The partnership between American Tower and USES started with something as simple as headphones. The pandemic had thrust children and families into remote learning, leaving USES scrambling to address the needs of its childcare and educational programming. “We needed headphones and screen devices. We realized we didn't have the resources to access these items quickly,” Cox says.
American Tower immediately saw an opportunity to step in. According to Cox, they dropped off the needed headphones and launched an ongoing conversation about how the REIT could help USES continue and grow its mission. The partnership grew from there.
“USES is a trusted organization that’s really trying to end the cycle of poverty,” says Kirsten Young, American Tower’s director of sustainability programs. The two organizations came together to figure out how best to collaborate. “It was really important that we listened to the strengths and needs of one another,” she explains.
American Tower “had an expertise with digital communication and connectivity and creating this digital community concept internationally,” Cox adds, “while our expertise is in this community.”
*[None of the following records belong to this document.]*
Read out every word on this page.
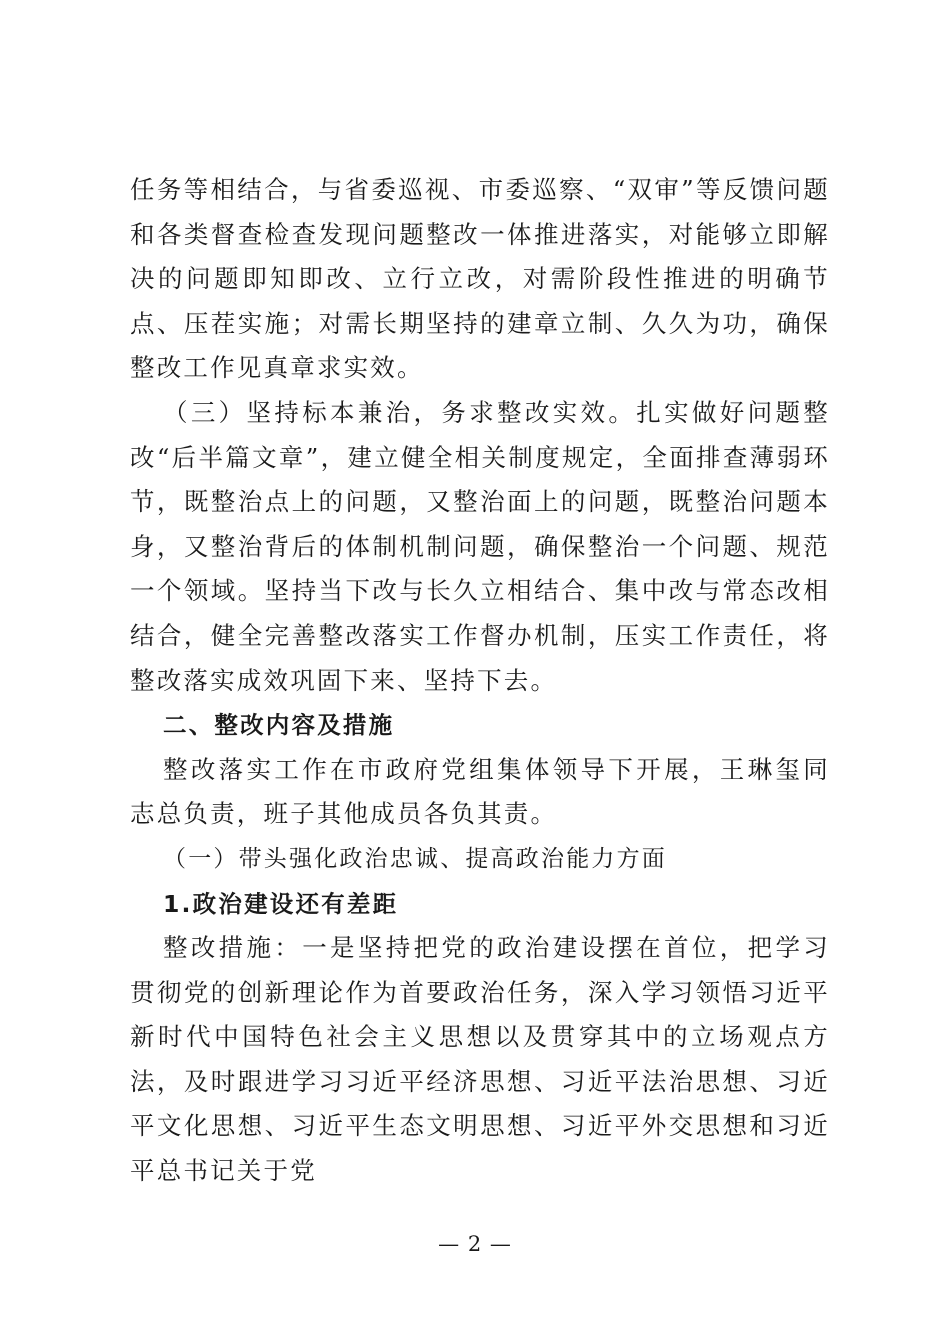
任务等相结合，与省委巡视、市委巡察、“双审”等反馈问题和各类督查检查发现问题整改一体推进落实，对能够立即解决的问题即知即改、立行立改，对需阶段性推进的明确节点、压茬实施；对需长期坚持的建章立制、久久为功，确保整改工作见真章求实效。

（三）坚持标本兼治，务求整改实效。扎实做好问题整改“后半篇文章”，建立健全相关制度规定，全面排查薄弱环节，既整治点上的问题，又整治面上的问题，既整治问题本身，又整治背后的体制机制问题，确保整治一个问题、规范一个领域。坚持当下改与长久立相结合、集中改与常态改相结合，健全完善整改落实工作督办机制，压实工作责任，将整改落实成效巩固下来、坚持下去。

二、整改内容及措施

整改落实工作在市政府党组集体领导下开展，王琳玺同志总负责，班子其他成员各负其责。

（一）带头强化政治忠诚、提高政治能力方面

1.政治建设还有差距

整改措施：一是坚持把党的政治建设摆在首位，把学习贯彻党的创新理论作为首要政治任务，深入学习领悟习近平新时代中国特色社会主义思想以及贯穿其中的立场观点方法，及时跟进学习习近平经济思想、习近平法治思想、习近平文化思想、习近平生态文明思想、习近平外交思想和习近平总书记关于党

— 2 —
Hearing that USES’ Camp Hale was in dire need of better connectivity for the safety of counselors and campers in the remote area of New Hampshire—especially after a COVID-19 outbreak at camp the previous summer— American Tower saw the opportunity to launch its first U.S. Digital Community to better facilitate the camp’s organizational needs. It also provided the chance to enhance the programming through high-speed internet in a thoughtful way, without undermining the camp’s natural surroundings and seclusion.
Making impactful changes
Young says forming Digital Communities is no easy undertaking. “It's challenging to bring together multiple stakeholders, corporations, governments, nonprofits, and communities in order to create digital equity,” she says. “But it's also motivating because you can really make impactful changes.” American Tower’s goal is to launch 2,000 digital communities, and it has already created more than 445 of them globally from Mexico and Argentina to Nigeria and Kenya.
Camp Hale’s location added its own obstacles. “It's a rural area, and those are classically the under connected in the U.S.,” Young says. “They're very difficult to wire so we had to work with New Hampshire Broadband, Sen. Maggie Hassan (D-NH), and Gov. Christopher Sununu to get the last mile of fiber optic laid to the camp so that they could have Wi-Fi,” added Gould.
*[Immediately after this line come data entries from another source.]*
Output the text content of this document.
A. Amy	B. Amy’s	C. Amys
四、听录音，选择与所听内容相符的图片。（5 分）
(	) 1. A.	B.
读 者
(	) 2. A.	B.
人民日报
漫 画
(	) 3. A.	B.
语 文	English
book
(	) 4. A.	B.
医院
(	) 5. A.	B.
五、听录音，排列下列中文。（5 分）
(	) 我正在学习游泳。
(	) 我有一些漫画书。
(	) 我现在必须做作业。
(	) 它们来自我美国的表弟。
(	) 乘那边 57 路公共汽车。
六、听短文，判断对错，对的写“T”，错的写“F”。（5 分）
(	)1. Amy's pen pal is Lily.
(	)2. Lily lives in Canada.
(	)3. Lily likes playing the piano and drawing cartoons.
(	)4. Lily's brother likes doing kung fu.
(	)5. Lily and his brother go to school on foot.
For Cox, Camp Hale’s evolution brings his experience and connection to the organization full circle. “I love Camp Hale. It inspired a pathway of leadership, career development, and now I have the opportunity to serve as the leader of this organization.” He and his brothers were first introduced to USES as campers in 1994.
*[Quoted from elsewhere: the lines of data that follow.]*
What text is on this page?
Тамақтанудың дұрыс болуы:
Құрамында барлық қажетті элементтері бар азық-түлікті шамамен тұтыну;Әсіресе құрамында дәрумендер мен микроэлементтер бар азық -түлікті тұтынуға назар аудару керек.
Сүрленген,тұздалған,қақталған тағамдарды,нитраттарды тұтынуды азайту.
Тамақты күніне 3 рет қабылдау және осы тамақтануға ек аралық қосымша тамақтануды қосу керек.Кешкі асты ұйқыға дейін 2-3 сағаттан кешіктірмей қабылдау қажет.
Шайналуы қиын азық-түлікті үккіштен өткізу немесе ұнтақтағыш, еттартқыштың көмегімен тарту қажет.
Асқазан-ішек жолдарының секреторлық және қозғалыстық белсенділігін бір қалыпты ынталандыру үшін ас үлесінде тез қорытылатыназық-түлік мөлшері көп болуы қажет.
Over the course of his 30-year relationship with the nonprofit, Cox has worked in every facet of the organization from its after-school program club48, to serving as Camp Hale’s director, then as vice president of development and external relations, and finally, now as CEO.
“What's kept me [here] is service to the community and meaningful relationships with partners like American Tower,” Cox says. “Now I get to see kids boost their own self-expression and creativity and help families end the cycle of poverty.